His hands moved inward then to her breasts and he did something with his fingers through the flimsy fabric of her gown to cause a raw sensation that was not quite pain down into her abdomen and up into her throat. His mouth came to hers, open, blessedly warm.
“Try to feel pleasure,” he murmured. “It will bring more heat. Open your mouth.” And when she did so, blindly obedient to his command, he slid his tongue deeply inside and simulated there what he was doing elsewhere.
She was on fire again, so warm that she could scarcely stand the heat. On fire with pleasure and with amazement that anything so very physical could also be so pleasurable. Somewhere sanity and shame waited to be grasped. Deliberately, she did not reach out.

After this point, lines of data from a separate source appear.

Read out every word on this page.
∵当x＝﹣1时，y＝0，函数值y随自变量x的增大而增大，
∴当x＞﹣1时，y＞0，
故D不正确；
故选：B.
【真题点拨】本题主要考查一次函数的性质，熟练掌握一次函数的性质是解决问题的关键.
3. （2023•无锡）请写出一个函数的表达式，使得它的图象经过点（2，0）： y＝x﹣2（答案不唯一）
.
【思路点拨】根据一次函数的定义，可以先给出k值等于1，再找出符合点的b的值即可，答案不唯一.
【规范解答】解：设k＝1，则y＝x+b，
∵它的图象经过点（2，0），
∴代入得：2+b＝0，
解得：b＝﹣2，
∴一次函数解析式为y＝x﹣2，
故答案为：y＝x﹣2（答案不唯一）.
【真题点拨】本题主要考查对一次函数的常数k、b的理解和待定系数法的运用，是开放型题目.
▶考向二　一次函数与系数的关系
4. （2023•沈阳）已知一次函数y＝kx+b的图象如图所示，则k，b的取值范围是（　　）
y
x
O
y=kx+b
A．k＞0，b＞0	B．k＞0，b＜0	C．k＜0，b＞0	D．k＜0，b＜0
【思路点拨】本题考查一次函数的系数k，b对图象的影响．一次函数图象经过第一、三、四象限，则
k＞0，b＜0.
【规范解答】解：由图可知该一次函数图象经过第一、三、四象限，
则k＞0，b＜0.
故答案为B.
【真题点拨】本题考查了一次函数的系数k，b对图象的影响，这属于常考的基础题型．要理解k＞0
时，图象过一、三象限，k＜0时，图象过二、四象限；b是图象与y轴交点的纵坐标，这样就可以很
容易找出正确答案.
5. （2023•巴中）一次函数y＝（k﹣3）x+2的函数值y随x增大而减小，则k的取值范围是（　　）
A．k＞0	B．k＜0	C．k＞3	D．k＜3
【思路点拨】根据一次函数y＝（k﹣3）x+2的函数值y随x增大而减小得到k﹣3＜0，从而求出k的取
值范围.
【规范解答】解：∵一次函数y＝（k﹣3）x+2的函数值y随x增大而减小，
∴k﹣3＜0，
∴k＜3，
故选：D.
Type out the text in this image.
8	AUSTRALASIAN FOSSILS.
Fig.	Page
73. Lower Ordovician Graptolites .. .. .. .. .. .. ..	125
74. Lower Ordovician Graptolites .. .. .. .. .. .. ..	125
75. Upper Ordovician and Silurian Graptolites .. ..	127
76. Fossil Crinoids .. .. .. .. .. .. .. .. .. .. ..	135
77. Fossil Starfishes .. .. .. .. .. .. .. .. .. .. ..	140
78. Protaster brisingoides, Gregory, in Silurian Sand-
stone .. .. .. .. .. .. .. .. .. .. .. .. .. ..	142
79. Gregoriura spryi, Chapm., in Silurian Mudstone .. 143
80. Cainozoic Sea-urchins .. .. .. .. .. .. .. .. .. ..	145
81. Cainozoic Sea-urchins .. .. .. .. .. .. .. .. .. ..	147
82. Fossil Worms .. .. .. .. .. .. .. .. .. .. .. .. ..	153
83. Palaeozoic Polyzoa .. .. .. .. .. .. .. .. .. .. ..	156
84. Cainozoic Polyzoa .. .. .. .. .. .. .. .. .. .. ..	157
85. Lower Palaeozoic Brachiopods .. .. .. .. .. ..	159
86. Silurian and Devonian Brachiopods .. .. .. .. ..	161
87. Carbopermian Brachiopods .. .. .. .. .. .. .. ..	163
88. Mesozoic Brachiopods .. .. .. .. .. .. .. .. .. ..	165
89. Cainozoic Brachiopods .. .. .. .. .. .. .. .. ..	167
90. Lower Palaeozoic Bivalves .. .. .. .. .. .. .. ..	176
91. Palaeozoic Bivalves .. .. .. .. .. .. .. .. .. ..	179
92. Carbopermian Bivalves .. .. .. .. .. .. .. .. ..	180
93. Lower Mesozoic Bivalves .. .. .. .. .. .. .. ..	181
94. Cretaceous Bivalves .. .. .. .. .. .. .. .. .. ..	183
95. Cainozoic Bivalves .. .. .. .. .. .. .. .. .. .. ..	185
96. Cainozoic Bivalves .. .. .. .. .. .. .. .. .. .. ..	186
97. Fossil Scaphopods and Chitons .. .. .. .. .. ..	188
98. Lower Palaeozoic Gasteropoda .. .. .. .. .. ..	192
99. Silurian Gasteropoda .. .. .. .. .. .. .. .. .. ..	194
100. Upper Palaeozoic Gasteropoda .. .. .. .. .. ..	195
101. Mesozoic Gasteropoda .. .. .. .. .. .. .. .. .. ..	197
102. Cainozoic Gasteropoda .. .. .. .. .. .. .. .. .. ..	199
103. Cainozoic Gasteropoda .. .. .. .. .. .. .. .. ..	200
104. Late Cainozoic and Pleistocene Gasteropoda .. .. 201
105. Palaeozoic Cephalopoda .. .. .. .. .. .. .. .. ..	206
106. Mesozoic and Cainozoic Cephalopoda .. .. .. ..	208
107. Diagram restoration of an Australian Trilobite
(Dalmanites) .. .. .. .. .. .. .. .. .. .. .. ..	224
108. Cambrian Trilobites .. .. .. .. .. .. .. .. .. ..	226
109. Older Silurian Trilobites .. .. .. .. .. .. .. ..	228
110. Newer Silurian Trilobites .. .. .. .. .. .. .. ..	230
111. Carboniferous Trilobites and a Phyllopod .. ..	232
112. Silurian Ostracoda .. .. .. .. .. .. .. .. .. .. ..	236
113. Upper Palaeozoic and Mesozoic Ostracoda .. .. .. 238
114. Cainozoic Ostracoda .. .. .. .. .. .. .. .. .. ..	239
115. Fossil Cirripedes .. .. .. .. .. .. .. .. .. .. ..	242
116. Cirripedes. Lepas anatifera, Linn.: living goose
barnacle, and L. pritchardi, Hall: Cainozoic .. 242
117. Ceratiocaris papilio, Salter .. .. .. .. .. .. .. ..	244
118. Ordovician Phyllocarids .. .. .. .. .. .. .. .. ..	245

She did not want to think.
It went on for a very long time before his movements deepened and he held still. There was an even more intense warmth inside for a moment. Somehow it seemed the most intimate, the most pleasurable moment of all, even though she wanted the pleasure to continue. His weight was heavier on her. He was breathing in gasps against her ear. She was aware of his heartbeat again. She was wonderfully warm.